Les réseaux des femmes
La culture fait de la résistance
«Rendre plus étroites les relations de confraternité entre femmes de lettres.» Tel est l'objectif assigné au prix littéraire Femina, créé en 1904 sous la houlette d'Anna de Noailles. Ce que ses statuts ne disent pas, c'est que ce prix devait aussi, à l'époque, faire la nique à un Goncourt très misogyne. Cent ans plus tard, on cherche en vain, dans les milieux littéraires, les traces de la confraternité voulue par les fondatrices du Femina.
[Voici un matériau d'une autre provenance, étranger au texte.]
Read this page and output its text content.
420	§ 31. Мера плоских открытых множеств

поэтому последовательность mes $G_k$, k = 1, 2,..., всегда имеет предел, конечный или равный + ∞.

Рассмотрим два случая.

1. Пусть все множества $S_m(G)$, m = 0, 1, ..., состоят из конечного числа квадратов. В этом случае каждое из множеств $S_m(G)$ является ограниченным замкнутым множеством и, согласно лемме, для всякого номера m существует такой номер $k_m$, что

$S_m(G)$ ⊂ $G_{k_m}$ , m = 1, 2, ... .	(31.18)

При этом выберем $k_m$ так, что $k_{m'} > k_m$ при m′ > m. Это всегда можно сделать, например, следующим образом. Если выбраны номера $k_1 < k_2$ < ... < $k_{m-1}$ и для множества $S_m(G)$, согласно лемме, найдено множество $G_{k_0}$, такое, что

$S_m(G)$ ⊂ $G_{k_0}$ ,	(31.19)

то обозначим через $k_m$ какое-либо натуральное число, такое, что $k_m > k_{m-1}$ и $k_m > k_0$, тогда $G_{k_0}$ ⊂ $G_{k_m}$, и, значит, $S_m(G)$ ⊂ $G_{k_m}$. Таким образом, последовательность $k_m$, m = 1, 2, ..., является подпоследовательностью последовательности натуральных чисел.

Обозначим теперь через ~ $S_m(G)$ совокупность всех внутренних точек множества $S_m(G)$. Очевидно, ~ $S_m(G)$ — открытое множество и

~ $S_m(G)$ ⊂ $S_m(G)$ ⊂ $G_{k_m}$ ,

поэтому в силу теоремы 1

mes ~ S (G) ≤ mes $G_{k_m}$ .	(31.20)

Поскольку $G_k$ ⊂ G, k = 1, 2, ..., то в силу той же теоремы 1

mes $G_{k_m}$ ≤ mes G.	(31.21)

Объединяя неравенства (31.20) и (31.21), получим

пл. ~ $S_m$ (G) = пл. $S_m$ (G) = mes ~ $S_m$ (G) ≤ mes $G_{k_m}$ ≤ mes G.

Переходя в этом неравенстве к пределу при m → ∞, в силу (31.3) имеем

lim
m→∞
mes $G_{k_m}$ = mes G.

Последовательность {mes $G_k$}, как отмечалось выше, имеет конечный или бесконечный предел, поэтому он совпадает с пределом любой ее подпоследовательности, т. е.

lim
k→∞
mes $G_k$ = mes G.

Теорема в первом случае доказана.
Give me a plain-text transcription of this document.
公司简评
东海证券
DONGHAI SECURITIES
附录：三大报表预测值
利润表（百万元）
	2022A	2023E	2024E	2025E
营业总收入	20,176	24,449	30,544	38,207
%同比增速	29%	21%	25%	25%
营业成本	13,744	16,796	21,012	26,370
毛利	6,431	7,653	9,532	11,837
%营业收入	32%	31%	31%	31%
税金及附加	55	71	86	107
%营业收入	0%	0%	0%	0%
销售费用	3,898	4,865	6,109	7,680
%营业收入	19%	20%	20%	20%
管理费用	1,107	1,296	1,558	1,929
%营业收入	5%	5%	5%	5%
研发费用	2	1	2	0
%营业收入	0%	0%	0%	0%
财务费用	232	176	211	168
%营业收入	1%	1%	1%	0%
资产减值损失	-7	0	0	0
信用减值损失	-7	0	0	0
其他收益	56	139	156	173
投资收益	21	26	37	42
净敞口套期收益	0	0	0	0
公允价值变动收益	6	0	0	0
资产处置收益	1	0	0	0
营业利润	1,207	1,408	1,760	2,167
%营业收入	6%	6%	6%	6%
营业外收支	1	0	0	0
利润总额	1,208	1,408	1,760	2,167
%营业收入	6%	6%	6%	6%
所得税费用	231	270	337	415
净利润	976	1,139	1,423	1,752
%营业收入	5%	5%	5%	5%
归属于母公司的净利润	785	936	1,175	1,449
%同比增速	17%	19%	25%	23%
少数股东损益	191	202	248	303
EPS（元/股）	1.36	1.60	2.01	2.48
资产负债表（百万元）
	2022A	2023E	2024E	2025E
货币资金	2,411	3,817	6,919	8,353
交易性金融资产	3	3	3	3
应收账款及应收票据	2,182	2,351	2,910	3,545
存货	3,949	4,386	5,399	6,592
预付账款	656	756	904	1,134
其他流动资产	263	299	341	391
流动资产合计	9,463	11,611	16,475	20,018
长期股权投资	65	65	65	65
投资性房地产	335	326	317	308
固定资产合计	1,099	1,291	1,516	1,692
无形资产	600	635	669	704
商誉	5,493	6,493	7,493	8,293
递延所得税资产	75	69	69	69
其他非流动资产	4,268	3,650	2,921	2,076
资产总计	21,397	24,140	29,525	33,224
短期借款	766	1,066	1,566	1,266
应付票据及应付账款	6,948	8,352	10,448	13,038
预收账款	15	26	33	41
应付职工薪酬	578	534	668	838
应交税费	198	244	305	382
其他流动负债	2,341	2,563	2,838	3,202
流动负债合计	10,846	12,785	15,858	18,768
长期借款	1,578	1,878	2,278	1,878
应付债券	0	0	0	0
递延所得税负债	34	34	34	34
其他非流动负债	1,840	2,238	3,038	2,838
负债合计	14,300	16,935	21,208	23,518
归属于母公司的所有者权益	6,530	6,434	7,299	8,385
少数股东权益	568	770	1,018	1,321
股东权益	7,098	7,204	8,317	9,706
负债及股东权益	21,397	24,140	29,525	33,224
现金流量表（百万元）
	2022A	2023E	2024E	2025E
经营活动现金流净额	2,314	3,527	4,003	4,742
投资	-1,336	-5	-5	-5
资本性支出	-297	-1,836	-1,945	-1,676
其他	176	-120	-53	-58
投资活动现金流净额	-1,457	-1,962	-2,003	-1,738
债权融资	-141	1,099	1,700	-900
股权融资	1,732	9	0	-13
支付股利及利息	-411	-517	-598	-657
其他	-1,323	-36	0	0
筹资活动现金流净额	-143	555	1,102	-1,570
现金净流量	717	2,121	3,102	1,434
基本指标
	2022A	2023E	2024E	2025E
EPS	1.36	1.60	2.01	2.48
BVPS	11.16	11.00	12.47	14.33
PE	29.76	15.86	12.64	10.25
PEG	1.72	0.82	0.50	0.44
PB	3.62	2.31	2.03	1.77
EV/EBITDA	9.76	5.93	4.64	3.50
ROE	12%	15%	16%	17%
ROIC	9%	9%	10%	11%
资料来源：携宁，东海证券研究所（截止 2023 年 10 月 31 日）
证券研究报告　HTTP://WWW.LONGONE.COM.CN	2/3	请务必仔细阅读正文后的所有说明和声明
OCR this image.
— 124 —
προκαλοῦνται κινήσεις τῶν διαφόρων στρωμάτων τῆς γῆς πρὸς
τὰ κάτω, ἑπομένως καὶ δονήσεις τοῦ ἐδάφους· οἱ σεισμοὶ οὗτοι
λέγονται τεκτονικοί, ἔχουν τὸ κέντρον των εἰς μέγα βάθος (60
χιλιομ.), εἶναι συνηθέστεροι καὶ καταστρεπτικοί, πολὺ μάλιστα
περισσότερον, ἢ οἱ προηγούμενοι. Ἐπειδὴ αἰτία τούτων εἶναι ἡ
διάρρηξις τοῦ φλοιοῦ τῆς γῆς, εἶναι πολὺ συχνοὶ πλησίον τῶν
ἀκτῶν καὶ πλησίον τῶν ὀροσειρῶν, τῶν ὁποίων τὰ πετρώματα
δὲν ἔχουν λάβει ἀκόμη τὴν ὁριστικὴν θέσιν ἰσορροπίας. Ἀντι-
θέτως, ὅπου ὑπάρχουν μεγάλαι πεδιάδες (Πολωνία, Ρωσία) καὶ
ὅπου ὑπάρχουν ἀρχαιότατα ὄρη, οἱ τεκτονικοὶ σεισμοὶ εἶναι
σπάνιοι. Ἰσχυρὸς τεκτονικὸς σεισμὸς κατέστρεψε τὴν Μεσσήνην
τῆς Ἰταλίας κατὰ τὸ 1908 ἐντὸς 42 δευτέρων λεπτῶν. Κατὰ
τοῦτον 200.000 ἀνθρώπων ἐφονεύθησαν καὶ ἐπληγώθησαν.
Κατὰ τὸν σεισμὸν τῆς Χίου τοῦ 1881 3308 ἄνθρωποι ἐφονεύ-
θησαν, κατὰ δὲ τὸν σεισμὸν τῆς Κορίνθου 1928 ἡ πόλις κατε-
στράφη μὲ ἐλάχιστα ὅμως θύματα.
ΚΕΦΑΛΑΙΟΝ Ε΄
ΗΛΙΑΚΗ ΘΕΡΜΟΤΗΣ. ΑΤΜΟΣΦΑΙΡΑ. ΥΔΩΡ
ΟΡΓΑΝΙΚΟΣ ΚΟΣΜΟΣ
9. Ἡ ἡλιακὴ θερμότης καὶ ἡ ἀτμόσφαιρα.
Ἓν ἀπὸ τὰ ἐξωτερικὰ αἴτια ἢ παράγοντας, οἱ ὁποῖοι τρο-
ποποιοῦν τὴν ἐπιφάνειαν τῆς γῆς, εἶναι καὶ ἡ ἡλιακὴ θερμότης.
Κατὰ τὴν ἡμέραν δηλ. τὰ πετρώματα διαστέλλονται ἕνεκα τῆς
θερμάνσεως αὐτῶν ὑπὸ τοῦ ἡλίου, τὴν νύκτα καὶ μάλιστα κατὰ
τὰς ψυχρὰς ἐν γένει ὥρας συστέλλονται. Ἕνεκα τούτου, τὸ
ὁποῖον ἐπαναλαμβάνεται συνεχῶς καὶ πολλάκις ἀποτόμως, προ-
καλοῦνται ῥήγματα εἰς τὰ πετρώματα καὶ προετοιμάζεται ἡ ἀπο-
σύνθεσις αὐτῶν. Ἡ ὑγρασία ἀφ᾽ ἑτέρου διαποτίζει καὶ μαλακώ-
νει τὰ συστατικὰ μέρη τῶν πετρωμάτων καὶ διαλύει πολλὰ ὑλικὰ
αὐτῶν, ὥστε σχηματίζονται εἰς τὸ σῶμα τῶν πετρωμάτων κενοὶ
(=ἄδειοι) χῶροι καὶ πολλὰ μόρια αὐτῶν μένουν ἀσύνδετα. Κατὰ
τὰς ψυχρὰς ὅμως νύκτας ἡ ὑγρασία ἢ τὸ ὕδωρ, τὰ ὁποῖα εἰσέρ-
Rares sont les univers aussi farouchement anti-féministes que celui de l'édition! Certes, le jury est composé uniquement de femmes. Mais sa présidente, Régine Deforges, réfute avec véhémence le label «réseau féminin»: «Le Femina a toujours couronné des hommes aussi bien que des femmes. Nos méthodes sont les mêmes que celles des jurys masculins. Comme eux, nous fumons le cigare.»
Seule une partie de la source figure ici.